Comment on attachment 8937113 [details] [diff] [review]
Patch

Beta Approval Request Comment
[Feature/Bug causing the regression]: Bug 286304
[User impact if declined]: Cursor hijacking security bug.
[Is this code covered by automated tests?]: no
[Has the fix been verified in Nightly?]: yes
[Needs manual test from QE? If yes, steps to reproduce]: yes, run the test case and verify that the cursor appears every time that the mouse is outside the blue box regardless of how many times the blue box is clicked.
[List of other uplifts needed for the feature/fix]: none
[Is the change risky?]: no
[Why is the change risky/not risky?]: This moves some existing mouse hiding/unhiding code to a more global place to cover both default system cursors and custom cursors.
[String changes made/needed]: none


ESR52 Approval Request Comment
If this is not a sec:{high,crit} bug, please state case for ESR consideration: This issue could be used for cursor hijacking.
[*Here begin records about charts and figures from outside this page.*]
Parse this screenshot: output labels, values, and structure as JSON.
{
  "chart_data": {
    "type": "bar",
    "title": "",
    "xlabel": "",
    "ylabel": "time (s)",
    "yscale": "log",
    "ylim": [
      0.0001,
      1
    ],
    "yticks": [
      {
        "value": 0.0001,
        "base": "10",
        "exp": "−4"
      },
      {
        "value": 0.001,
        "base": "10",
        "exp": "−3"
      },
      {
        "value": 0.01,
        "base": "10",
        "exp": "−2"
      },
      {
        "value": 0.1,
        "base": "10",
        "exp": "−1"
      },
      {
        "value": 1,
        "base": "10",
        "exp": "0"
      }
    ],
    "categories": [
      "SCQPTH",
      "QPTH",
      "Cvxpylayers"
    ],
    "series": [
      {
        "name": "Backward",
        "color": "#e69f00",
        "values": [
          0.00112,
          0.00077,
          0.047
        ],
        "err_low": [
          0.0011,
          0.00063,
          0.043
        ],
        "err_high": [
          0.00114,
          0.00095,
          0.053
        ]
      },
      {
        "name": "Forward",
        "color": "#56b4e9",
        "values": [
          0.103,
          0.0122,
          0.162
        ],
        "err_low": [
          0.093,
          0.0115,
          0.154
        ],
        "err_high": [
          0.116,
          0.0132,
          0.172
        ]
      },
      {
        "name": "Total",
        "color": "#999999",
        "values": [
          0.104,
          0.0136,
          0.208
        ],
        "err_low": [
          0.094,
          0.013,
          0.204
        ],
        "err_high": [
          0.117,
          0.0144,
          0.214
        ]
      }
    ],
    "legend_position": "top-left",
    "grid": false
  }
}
Nominating in case we want to take this in ESR52.
User impact if declined: Cursor hijacking security bug.
Fix Landed on Version: 59
Risk to taking this patch (and alternatives if risky): This moves some existing mouse hiding/unhiding code to a more global place to cover both default system cursors and custom cursors.
String or UUID changes made by this patch: none

See https://wiki.mozilla.org/Release_Management/ESR_Landing_Process for more info.

Comment 9

[Julien Cristau [:jcristau]]

Comment on attachment 8937113 [details] [diff] [review]
Patch

cursor hijacking issue on mac, beta58+

Comment 10

[Ryan VanderMeulen [:RyanVM]]

https://hg.mozilla.org/releases/mozilla-beta/rev/13b3ee92ee38

Comment 11

[Iulia Cristescu, QA [:JuliaC] (away, please needinfo? cornel.ionce@softvision.ro)]

I managed to reproduce the initial issue on 57.0.2 (20171206182557). I can confirm that 59.0a1 (2017-12-28) and 58.0b13 build1 (20171226085105) are verified fixed using Mac OS X 10.11.6 and macOS 10.13.2.

Comment 12

[Julien Cristau [:jcristau]]

Comment on attachment 8937113 [details] [diff] [review]
Patch

Al set esr52 to wontfix, updating patch flag to reflect that.